Может, новой поэзии пристало бы переводить иностранные тексты без знания языка, не заглядывая в словарь? Но это – что-то из расейского Дерриды, который на склоне лет понял выгодные стороны своей серости. И всё же хорошо, что название интереснейшего поэтического журнала США в нашем языке получило своеобычную транскрипцию. Каждый выпуск издающегося два раза в год собрания стихов новых американских и французских поэтов имеет имя o·blek. Неизвестно, надолго ли хватит для Питера Гицци и Коннела Макграта, редакторов, толкового словаря английского языка и хватит ли издательству «Гарлик Пресс» средств на издание журнала. Подождём прихода седьмого выпуска к лету 1990 года.
– Итак, облик его переменчив. Кто «его»? Языка, если угодно, или того материала, который существует в поэзии. Давно поэты не обманывают читателя: «Мне голос был», – подразумевая Господне откровение или же классовый голос масс…
«Содержание моих работ – тональность языка (увиденного, слышимого, разговорного, размышления) самого, тональность, основанная на постоянном перетекании от смысла к смыслу, скачках между смыслами. Сегодня мы свободны в восхищении перед пространством языка, полем, широким, как расстояние между – к примеру – существительным (в уме) (в словаре) и его предметом, существующим в мире… Кто-то сказал: „Это совершенно необъяснимо, но совсем понятно“… Мне интересно то, что есть в словах, то, чего нигде больше нет». Кларк Кулидж стал поэтом из «белых бо-пэров», сперва образовавшись как джазмен. Вместе с саксквартетом «Рова», адресатом многих из его стихотворений, он побывал в Ленинграде на осеннем джазовом фестивале. «Популярная механика» осталась ему малопонятной. Но, кажется, тогда договорились на том, что искусство, включая и поэтическое, – прежде всего эстетика своего материала.

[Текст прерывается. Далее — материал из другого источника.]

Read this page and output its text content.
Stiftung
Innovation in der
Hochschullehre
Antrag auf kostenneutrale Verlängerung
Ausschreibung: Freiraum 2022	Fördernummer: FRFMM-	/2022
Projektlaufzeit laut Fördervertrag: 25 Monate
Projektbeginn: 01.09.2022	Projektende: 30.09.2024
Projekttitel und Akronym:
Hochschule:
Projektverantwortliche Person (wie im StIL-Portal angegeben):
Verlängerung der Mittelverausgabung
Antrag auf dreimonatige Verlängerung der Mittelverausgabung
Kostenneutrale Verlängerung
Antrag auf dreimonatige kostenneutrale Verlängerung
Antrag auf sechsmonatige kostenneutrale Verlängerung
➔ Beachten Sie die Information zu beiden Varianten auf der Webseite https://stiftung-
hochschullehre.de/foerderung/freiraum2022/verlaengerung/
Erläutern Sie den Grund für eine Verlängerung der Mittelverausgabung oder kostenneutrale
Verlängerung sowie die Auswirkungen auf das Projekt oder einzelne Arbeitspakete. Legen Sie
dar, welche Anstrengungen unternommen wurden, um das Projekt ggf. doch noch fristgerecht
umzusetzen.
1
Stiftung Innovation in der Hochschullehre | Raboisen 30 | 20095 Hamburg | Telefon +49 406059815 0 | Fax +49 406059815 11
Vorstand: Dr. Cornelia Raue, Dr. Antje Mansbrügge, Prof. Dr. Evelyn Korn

– Иначе как мне разобраться в том, что это: стихотворение в прозе или научная статья? Ленинградский профессор археологии был крайне удивлён, узнав в своём собеседнике поэта. Ну, у американцев чего не бывает… Последняя книга Клейтона Эшлемана называется «Отель „Кроманьон“», а сидевший с ним рядом во время творческого семинара в Репино советский поэт поступил бы правильнее, если бы оставил рифмовать в строчку свои скучные мысли о культурно-общественной ситуации. «Форма никогда не более, чем продолжение своего содержания», – вспомнил американец слова Чарлза Олсона. И что легче: написать стихи об археологии или показать в ней поэзию? Любимый русский поэт Клейтона Эшлемана – Аркадий Драгомощенко, его любимое дело – издание литературно-художественного журнала «Салфер», в каком были и испанские, и французские, и чешские, и русские поэты.